For the first time in the history of modern armed conflict, civilians were singled out as deliberate military targets, not only because they were valuable producers, but also because they were easy to intimidate. Both Douhet and Mitchell were convinced that civilians lacked the fortitude to stand up to vertical warfare waged with high explosives, incendiaries, and poisonous gases, that generation’s equivalent, in terror-generating capacity, of atomic warfare. The evidence they had before them was the mass panic and terror in London and Cologne caused by World War I bombing attacks, air strikes far smaller than either of them envisioned in future wars. The new wars will be decided swiftly, Douhet argued, precisely because “the decisive blows will be directed at civilians, that element of the countries at war least able to sustain them.”
In one of Mitchell’s hair-raising scenarios—the bombing of New York City—deadly gases released by bombs fill the air and seep into the subways, triggering a massive evacuation of the city. When the refugees of New York and other large American cities that have been bombed are unable to obtain the essentials of life, the government is forced to capitulate.
To Douhet and Mitchell, quick wars meant reduced casualties. In becoming more terrible, warfare would actually become more humane. Better to decide a war by terrorizing the population with “a few gas bombs,” Mitchell wrote, than “the present methods of blowing people to bits by cannon projectiles or butchering them with bayonets.” Mitchell even suggested that future wars might be fought, not by large armies, but an elite cadre of aerial warriors, the modern equivalent of “the armored knights in the Middle Ages.” This, too, would save lives. And the very threat of total annihilation, he argued in anticipation of the Cold War proponents of nuclear deterrence, would prevent war from breaking out. “Air power has brought with it a new doctrine of war . . . and a new doctrine of peace.”
* England was fully mobilized, almost a garrison state. Able-bodied men and women between the ages of eighteen and sixty were required to perform national service of some kind. Childless women between the ages of twenty and thirty were conscripted for home-front military service or jobs in munitions industries, the first time this had been done in any Western nation. In no combatant country except Russia were civilians subjected to a greater degree of government regulation and compulsory mobilization. Women operated antiaircraft batteries in London, and factories all over the country worked around the clock, seven days a week, with workers putting in ten-to-twelve-hour shifts.

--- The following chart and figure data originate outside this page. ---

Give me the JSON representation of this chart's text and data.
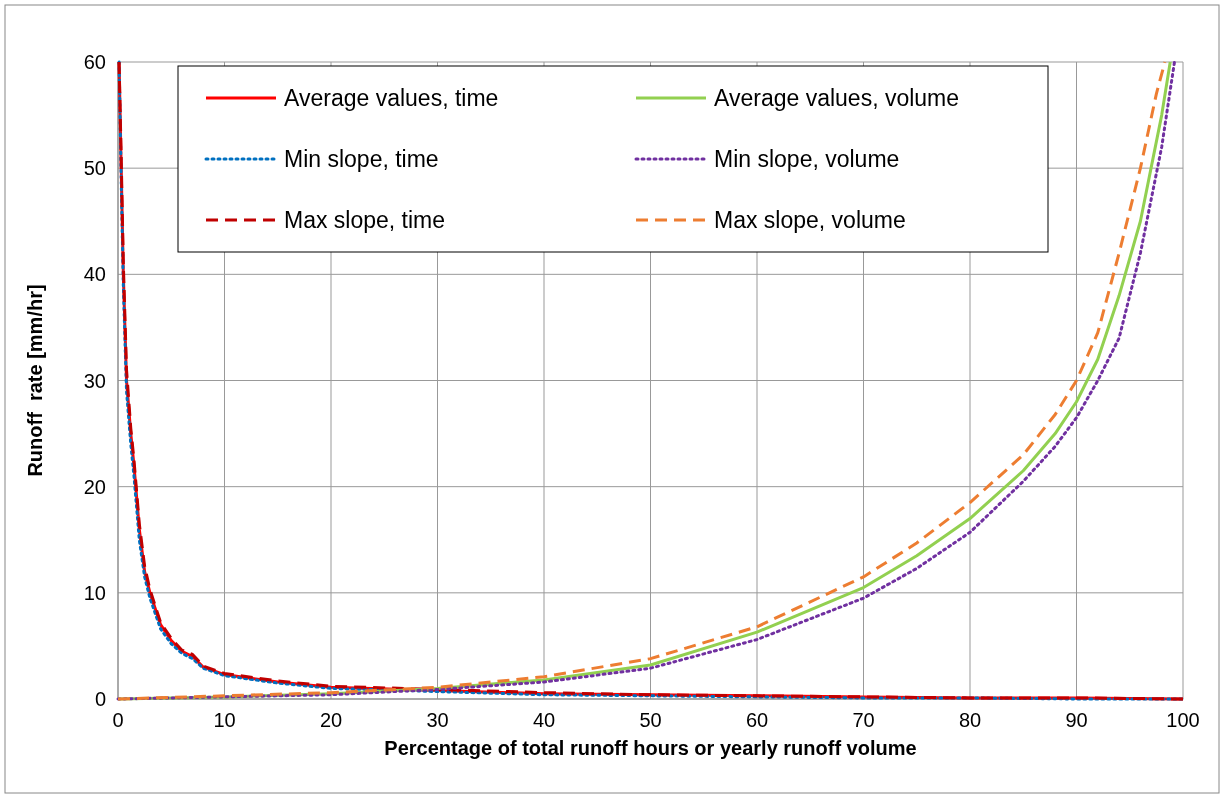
{
  "chart_data": {
    "type": "line",
    "xlabel": "Percentage of total runoff hours or yearly runoff volume",
    "ylabel": "Runoff  rate [mm/hr]",
    "xlim": [
      0,
      100
    ],
    "ylim": [
      0,
      60
    ],
    "xticks": [
      0,
      10,
      20,
      30,
      40,
      50,
      60,
      70,
      80,
      90,
      100
    ],
    "yticks": [
      0,
      10,
      20,
      30,
      40,
      50,
      60
    ],
    "grid": true,
    "legend": "top",
    "series": [
      {
        "name": "Average values, time",
        "color": "#ff0000",
        "line_style": "solid",
        "x": [
          0.1,
          0.3,
          0.5,
          0.8,
          1.2,
          1.5,
          2,
          2.5,
          3,
          4,
          5,
          6,
          7,
          8,
          10,
          15,
          20,
          30,
          40,
          50,
          60,
          70,
          80,
          90,
          100
        ],
        "values": [
          60,
          50,
          40,
          30,
          25,
          22,
          16,
          12,
          10,
          7,
          5.5,
          4.5,
          4,
          3,
          2.3,
          1.6,
          1.1,
          0.8,
          0.5,
          0.4,
          0.3,
          0.2,
          0.1,
          0.1,
          0
        ]
      },
      {
        "name": "Min slope, time",
        "color": "#0070c0",
        "line_style": "dotted",
        "x": [
          0.1,
          0.3,
          0.5,
          0.8,
          1.2,
          1.5,
          2,
          2.5,
          3,
          4,
          5,
          6,
          7,
          8,
          10,
          15,
          20,
          30,
          40,
          50,
          60,
          70,
          80,
          90,
          100
        ],
        "values": [
          60,
          49,
          39,
          29,
          24,
          21,
          15,
          11.5,
          9.5,
          6.6,
          5.2,
          4.3,
          3.8,
          2.9,
          2.2,
          1.5,
          1,
          0.7,
          0.4,
          0.3,
          0.2,
          0.1,
          0.1,
          0,
          0
        ]
      },
      {
        "name": "Max slope, time",
        "color": "#c00000",
        "line_style": "dashed",
        "x": [
          0.1,
          0.3,
          0.5,
          0.8,
          1.2,
          1.5,
          2,
          2.5,
          3,
          4,
          5,
          6,
          7,
          8,
          10,
          15,
          20,
          30,
          40,
          50,
          60,
          70,
          80,
          90,
          100
        ],
        "values": [
          60,
          51,
          41,
          31,
          25.5,
          22.5,
          16.5,
          12.5,
          10.3,
          7.2,
          5.7,
          4.6,
          4.2,
          3.1,
          2.4,
          1.7,
          1.2,
          0.9,
          0.6,
          0.4,
          0.3,
          0.2,
          0.1,
          0.1,
          0
        ]
      },
      {
        "name": "Average values, volume",
        "color": "#92d050",
        "line_style": "solid",
        "x": [
          0,
          10,
          20,
          30,
          40,
          50,
          60,
          70,
          75,
          80,
          85,
          88,
          90,
          92,
          94,
          96,
          97,
          98,
          98.8
        ],
        "values": [
          0,
          0.2,
          0.5,
          1,
          1.8,
          3.2,
          6.3,
          10.5,
          13.5,
          17,
          21.5,
          25,
          28,
          32,
          38,
          45,
          50,
          55,
          60
        ]
      },
      {
        "name": "Min slope, volume",
        "color": "#7030a0",
        "line_style": "dotted",
        "x": [
          0,
          10,
          20,
          30,
          40,
          50,
          60,
          70,
          75,
          80,
          85,
          88,
          90,
          92,
          94,
          96,
          98,
          99.2
        ],
        "values": [
          0,
          0.2,
          0.4,
          0.9,
          1.6,
          2.9,
          5.6,
          9.5,
          12.3,
          15.7,
          20.5,
          23.8,
          26.5,
          30,
          34,
          42,
          52,
          60
        ]
      },
      {
        "name": "Max slope, volume",
        "color": "#ed7d31",
        "line_style": "dashed",
        "x": [
          0,
          10,
          20,
          30,
          40,
          50,
          60,
          70,
          75,
          80,
          85,
          88,
          90,
          92,
          94,
          96,
          97.5,
          98.3
        ],
        "values": [
          0,
          0.3,
          0.6,
          1.1,
          2.1,
          3.8,
          6.8,
          11.5,
          14.7,
          18.5,
          23,
          26.8,
          30,
          34.5,
          42,
          50,
          57,
          60
        ]
      }
    ]
  }
}
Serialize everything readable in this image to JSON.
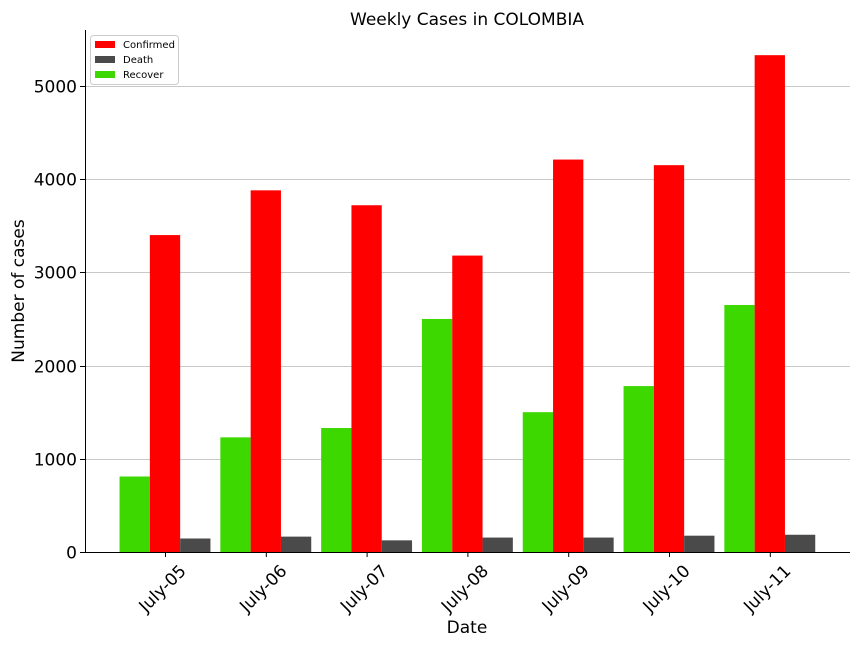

England had the look of a country fighting for survival. Hundreds of thousands of working-class families, 60 percent of them in London, had had their places of residence damaged or destroyed by Nazi warplanes and countless thousands of them were still mourning the loss of family and friends. German air raids had already killed nearly 43,000 British civilians. Not until the fourth year of the war would the Germans kill more British soldiers than British women and children. “This is a war of the unknown warriors,” Churchill declared. “The whole of the warring nations are engaged, not only soldiers, but the entire population, men, women and children.”